I mulch with a cover crop that is chop n dropped, then cover that with live oak leaves run through either the mulching mower or my leaf vacuum mulcher...


----------



## Fueling Around (Jun 3, 2021)

Local organic farmer uses hydroylzed  fish fertilizer in 300 gallon totes.
Basically, he can apply it this year to active crop land instead of the 2 year wait for raw fish.
 I bought a couple of those totes from him last year to set up for rainwater collection.
I killed grass in the areas where I drained off the rinse water trying to get the stink out of them.


----------



## poacherjoe (Jun 3, 2021)

Fueling Around said:


> Local organic farmer uses hydroylzed  fish fertilizer in 300 gallon totes.
> Basically, he can apply it this year to active crop land instead of the 2 year wait for raw fish.
> I bought a couple of those totes from him last year to set up for rainwater collection.
> I killed grass in the areas where I drained off the rinse water trying to get the stink out of them.


If you place the fish deep enough say 15" or more you can plant a tomato on it right away. By the time the roots get to that depth the plant will be able to absorb the nutrients from the decomposed carcass. If you put too much fresh fish the plant will grow like crazy but won't set blossoms for fruit. If that happens starve the plant for water till it starts to look weak and then resume your watering schedule and it will rebound and start setting fruit


----------



## indaswamp (Jun 20, 2021)

First tomatoes are starting to ripen...


----------



## Fueling Around (Jun 20, 2021)

I'm way behind you.  Killing frost on May 29th ( no plants in the garden) .
Cursing you with blossom end rot.  That is  a jest.
First fresh tomato out the garden goes for a BLT.  Wife gets the end scraps for her salad.


----------



## indaswamp (Jun 21, 2021)

Fueling Around said:


> I'm way behind you.  Killing frost on May 29th ( no plants in the garden) .
> Cursing you with blossom end rot.  That is  a jest.
> First fresh tomato out the garden goes for a BLT.  Wife gets the end scraps for her salad.
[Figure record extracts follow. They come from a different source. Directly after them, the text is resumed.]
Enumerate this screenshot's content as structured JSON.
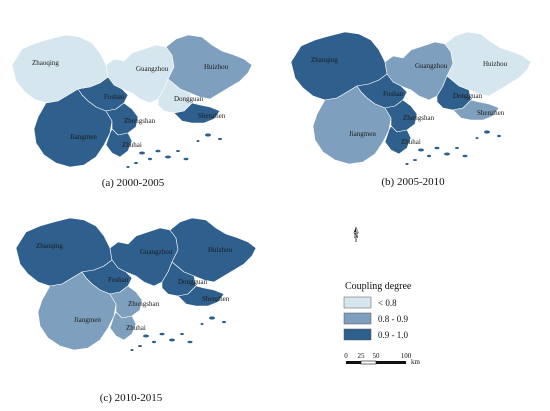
{
  "colors": {
    "lt_0_8": "#d6e6ee",
    "0_8_to_0_9": "#7e9fbd",
    "0_9_to_1_0": "#2e5f8d",
    "background": "#ffffff"
  },
  "maps": [
    {
      "caption": "(a) 2000-2005",
      "cities": [
        {
          "name": "Zhaoqing",
          "class": "< 0.8"
        },
        {
          "name": "Guangzhou",
          "class": "< 0.8"
        },
        {
          "name": "Huizhou",
          "class": "0.8 - 0.9"
        },
        {
          "name": "Foshan",
          "class": "0.9 - 1.0"
        },
        {
          "name": "Dongguan",
          "class": "< 0.8"
        },
        {
          "name": "Shenzhen",
          "class": "0.9 - 1.0"
        },
        {
          "name": "Jiangmen",
          "class": "0.9 - 1.0"
        },
        {
          "name": "Zhongshan",
          "class": "0.9 - 1.0"
        },
        {
          "name": "Zhuhai",
          "class": "0.9 - 1.0"
        }
      ]
    },
    {
      "caption": "(b) 2005-2010",
      "cities": [
        {
          "name": "Zhaoqing",
          "class": "0.9 - 1.0"
        },
        {
          "name": "Guangzhou",
          "class": "0.8 - 0.9"
        },
        {
          "name": "Huizhou",
          "class": "< 0.8"
        },
        {
          "name": "Foshan",
          "class": "0.9 - 1.0"
        },
        {
          "name": "Dongguan",
          "class": "0.9 - 1.0"
        },
        {
          "name": "Shenzhen",
          "class": "0.8 - 0.9"
        },
        {
          "name": "Jiangmen",
          "class": "0.8 - 0.9"
        },
        {
          "name": "Zhongshan",
          "class": "0.9 - 1.0"
        },
        {
          "name": "Zhuhai",
          "class": "0.9 - 1.0"
        }
      ]
    },
    {
      "caption": "(c) 2010-2015",
      "cities": [
        {
          "name": "Zhaoqing",
          "class": "0.9 - 1.0"
        },
        {
          "name": "Guangzhou",
          "class": "0.9 - 1.0"
        },
        {
          "name": "Huizhou",
          "class": "0.9 - 1.0"
        },
        {
          "name": "Foshan",
          "class": "0.9 - 1.0"
        },
        {
          "name": "Dongguan",
          "class": "0.9 - 1.0"
        },
        {
          "name": "Shenzhen",
          "class": "0.9 - 1.0"
        },
        {
          "name": "Jiangmen",
          "class": "0.8 - 0.9"
        },
        {
          "name": "Zhongshan",
          "class": "0.8 - 0.9"
        },
        {
          "name": "Zhuhai",
          "class": "0.8 - 0.9"
        }
      ]
    }
  ],
  "legend": {
    "title": "Coupling degree",
    "items": [
      {
        "label": "< 0.8",
        "class": "< 0.8"
      },
      {
        "label": "0.8 - 0.9",
        "class": "0.8 - 0.9"
      },
      {
        "label": "0.9 - 1.0",
        "class": "0.9 - 1.0"
      }
    ]
  },
  "north_arrow": {
    "label": "N"
  },
  "scale_bar": {
    "ticks": [
      "0",
      "25",
      "50",
      "100"
    ],
    "unit": "km"
  }
}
Our planting date here is March 15th. I usually start seeds mid January. This spring, we had so much rain and late cool fronts, I waited and put plants in the ground April 10th...almost a month later. Im just now having fruit ripen on the vines. Everyone that planted early had cracking issues to deal with from the rains. We had 23.7" of rain in May....normal for the year is 5-6" in May.


----------



## Fueling Around (Jun 21, 2021)

Ah yes, cat facing in those wet years.
We have had a whole inch of rain since I got mine planted.
I used to plant around Mother' Day, but since global warming our last frost date has slid 2 weeks.
Now, nothing tender goes in the garden until June.  

How much did you get after the latest event?


----------



## indaswamp (Jun 21, 2021)

Fueling Around said:


> How much did you get after the latest event?


9 inches in 4 days about 10 days ago. suppose to get another 2-3" by Sunday. WE avg. 68-70" of rain annually, but we have a 16" surplus right now...


----------



## Fueling Around (Jun 22, 2021)

Can you send some up here? We are in the driest fall to spring on record


----------



## daspyknows (Jun 22, 2021)

I have lots of blossoms but only a hald dozen small tomatoes on five plants.  The other item I grow in my garden does much better.


----------